Japanese local governments, let alone the central one, still have almost zero knowledge about the value of maintaining infrastructure which they should have full control. Virtually even discourses about it do not exist yet. Huge difference between the European governments.
Japanese local governments, let alone the central one, still have almost zero knowledge about the value of maintaining infrastructure which they should have full control. Virtually even discourses about it do not exist yet. Huge difference from the European governments.
It sounded weird that they'd have reached the 1500 monthly tweet limit so quickly, but apparently there's also a limit of 50 tweets per 24-hour period. In one prefecture that they use as an example, there are 45 cities, towns and villages, and each one needs it's own specific warning. So if a big storm comes through, they'd use up all their daily tweets on the first warning, and there'd be no room for updates. So that's what the issue was.

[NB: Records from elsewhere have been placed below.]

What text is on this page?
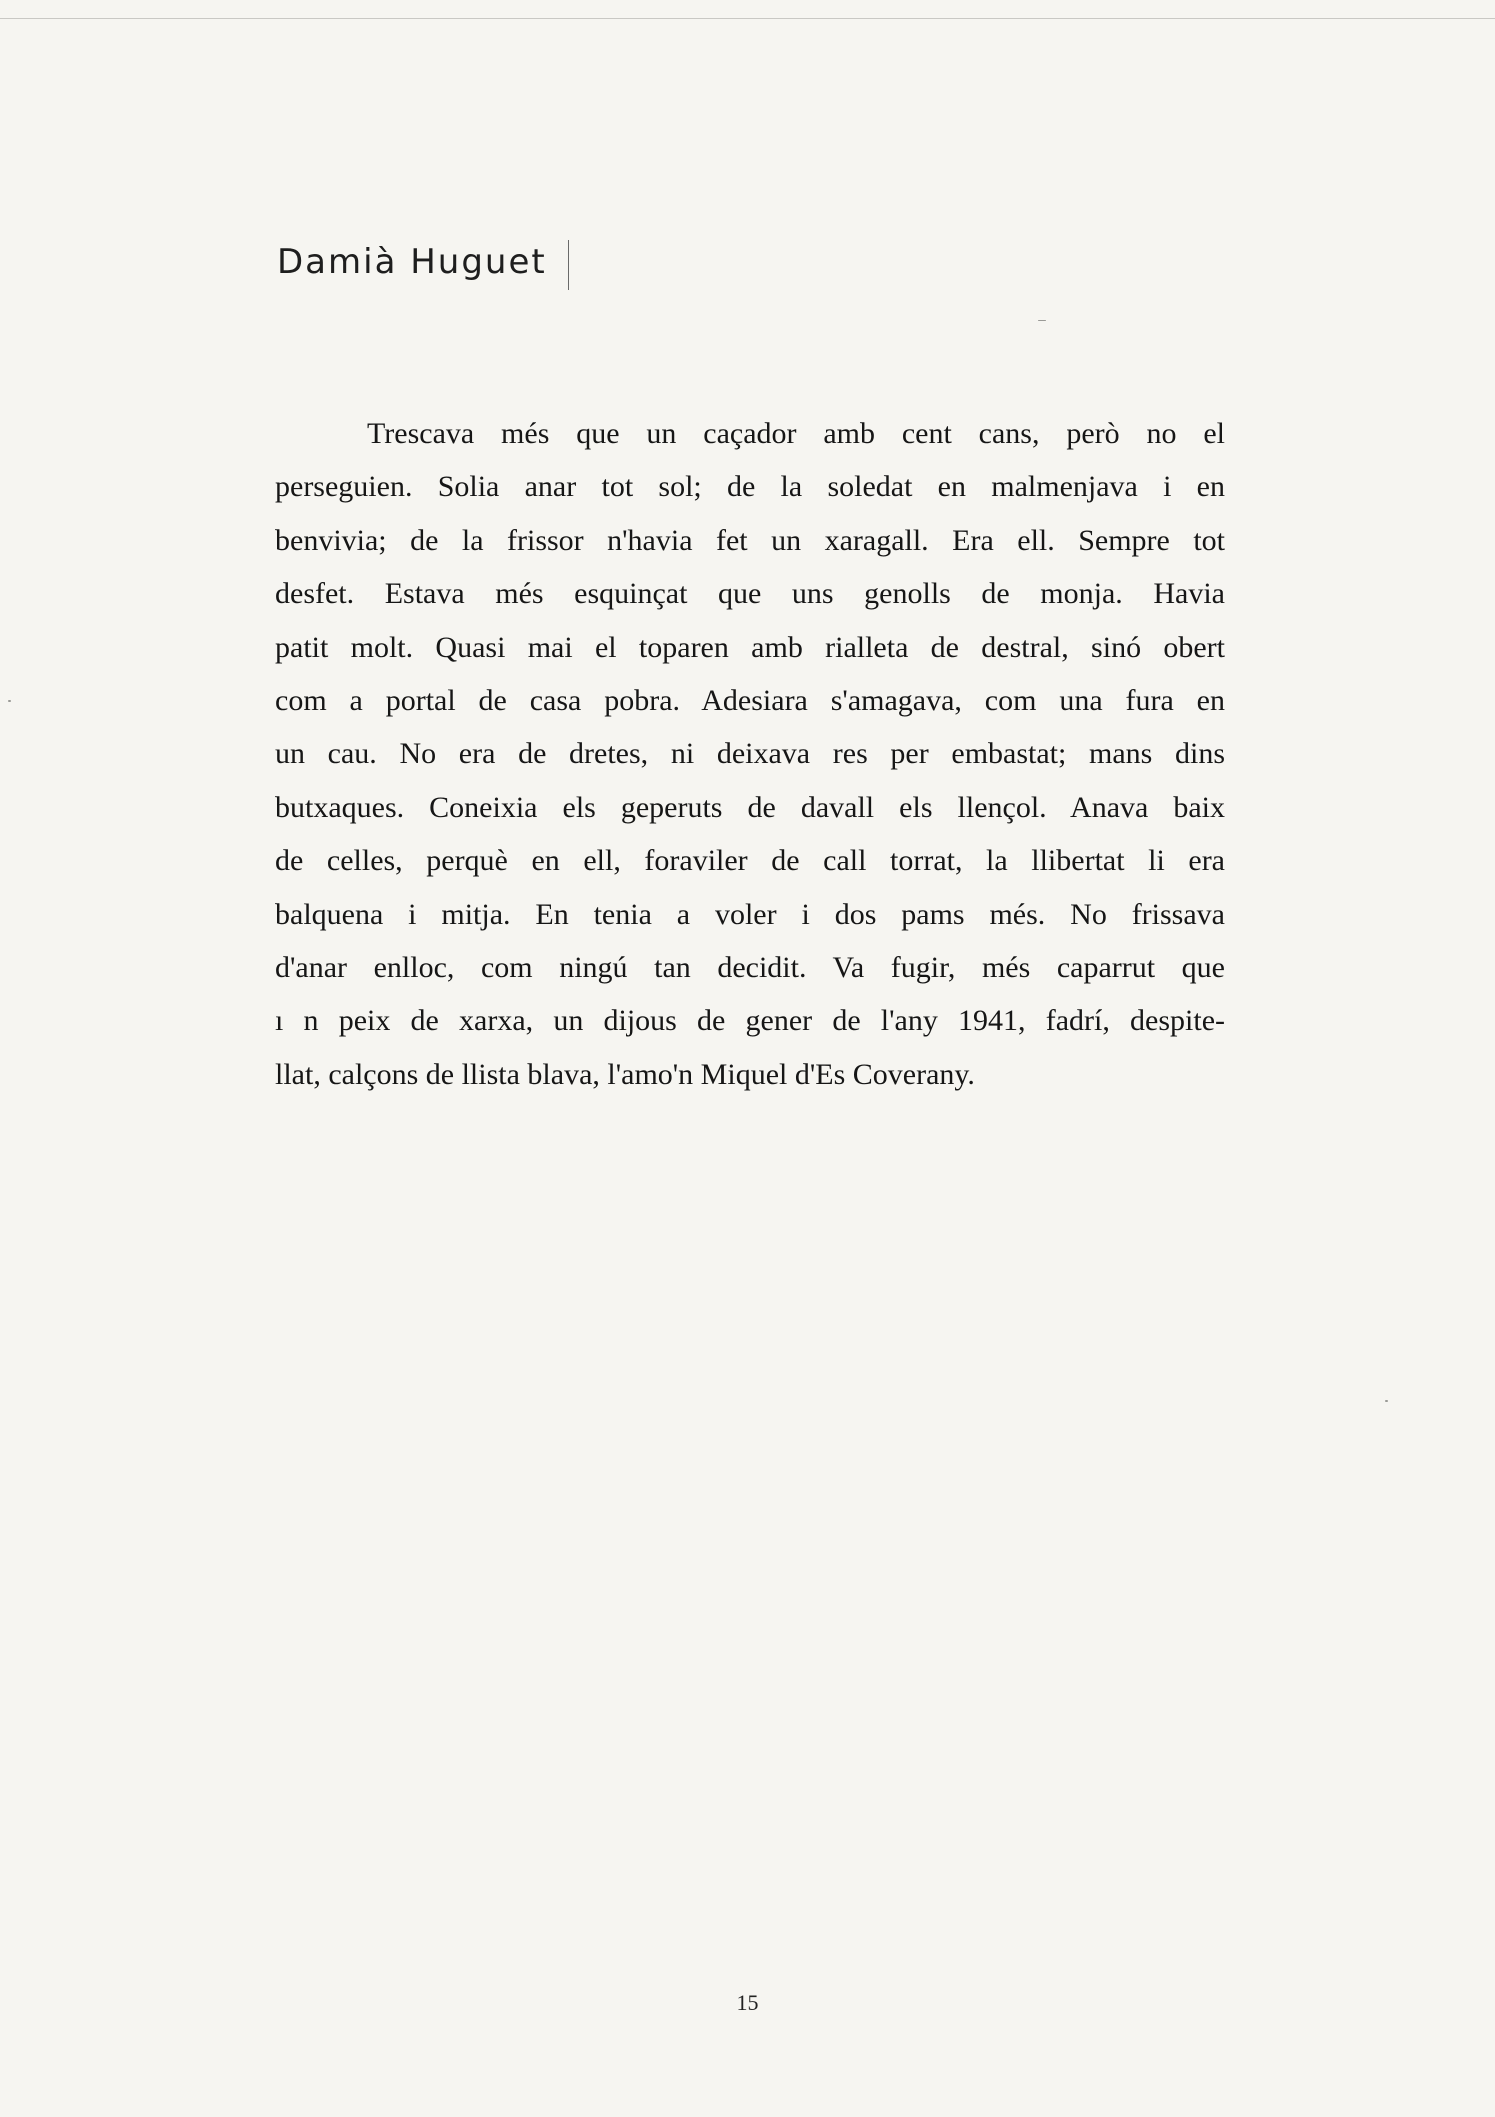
Damià Huguet
Trescava més que un caçador amb cent cans, però no el
perseguien. Solia anar tot sol; de la soledat en malmenjava i en
benvivia; de la frissor n'havia fet un xaragall. Era ell. Sempre tot
desfet. Estava més esquinçat que uns genolls de monja. Havia
patit molt. Quasi mai el toparen amb rialleta de destral, sinó obert
com a portal de casa pobra. Adesiara s'amagava, com una fura en
un cau. No era de dretes, ni deixava res per embastat; mans dins
butxaques. Coneixia els geperuts de davall els llençol. Anava baix
de celles, perquè en ell, foraviler de call torrat, la llibertat li era
balquena i mitja. En tenia a voler i dos pams més. No frissava
d'anar enlloc, com ningú tan decidit. Va fugir, més caparrut que
ı n peix de xarxa, un dijous de gener de l'any 1941, fadrí, despite-
llat, calçons de llista blava, l'amo'n Miquel d'Es Coverany.
15
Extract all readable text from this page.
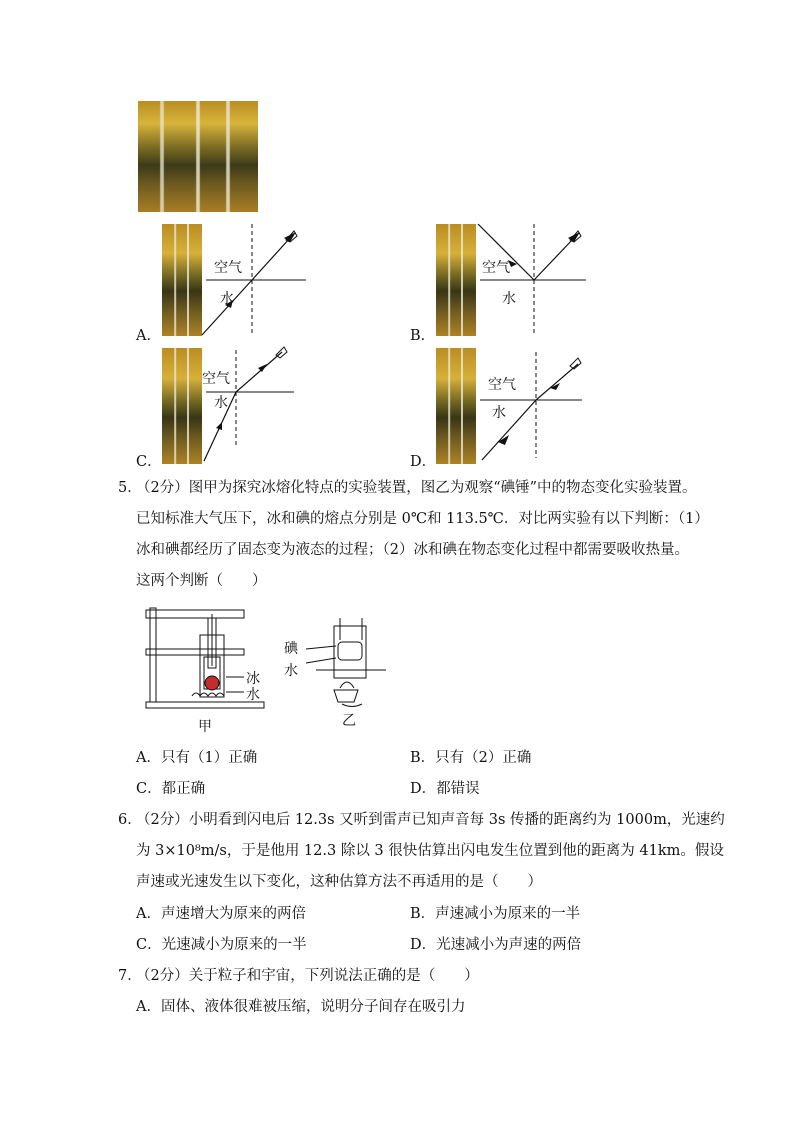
A．
空气
水
B．
空气
水
C．
空气
水
D．
空气
水
5．
（2分）图甲为探究冰熔化特点的实验装置，图乙为观察“碘锤”中的物态变化实验装置。
已知标准大气压下，冰和碘的熔点分别是 0℃和 113.5℃．对比两实验有以下判断：（1）
冰和碘都经历了固态变为液态的过程；（2）冰和碘在物态变化过程中都需要吸收热量。
这两个判断（　　）
冰
水
甲
碘
水
乙
A．只有（1）正确	B．只有（2）正确
C．都正确	D．都错误
6．
（2分）小明看到闪电后 12.3s 又听到雷声已知声音每 3s 传播的距离约为 1000m，光速约
为 3×10⁸m/s，于是他用 12.3 除以 3 很快估算出闪电发生位置到他的距离为 41km。假设
声速或光速发生以下变化，这种估算方法不再适用的是（　　）
A．声速增大为原来的两倍	B．声速减小为原来的一半
C．光速减小为原来的一半	D．光速减小为声速的两倍
7．
（2分）关于粒子和宇宙，下列说法正确的是（　　）
A．固体、液体很难被压缩，说明分子间存在吸引力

Makes sense, a bunch of stuff on twitter is broken. We’ve had embedded twitter feeds (most recent 2 or 3 posts) on our work websites for years and they broke that functionality in June. I guess they didn’t want the extra traffic from website embeds?
Eh; I can trigger 429 errors that log me out of the service by just keeping the page open. I'm not sure of anyone is supposed to keep using the service for free in any official capacity.
They are now relying more on other communication methods such as email, the Line messaging app, their official website, and the L-Alert system, which shares information to media outlets who broadcast it to citizens.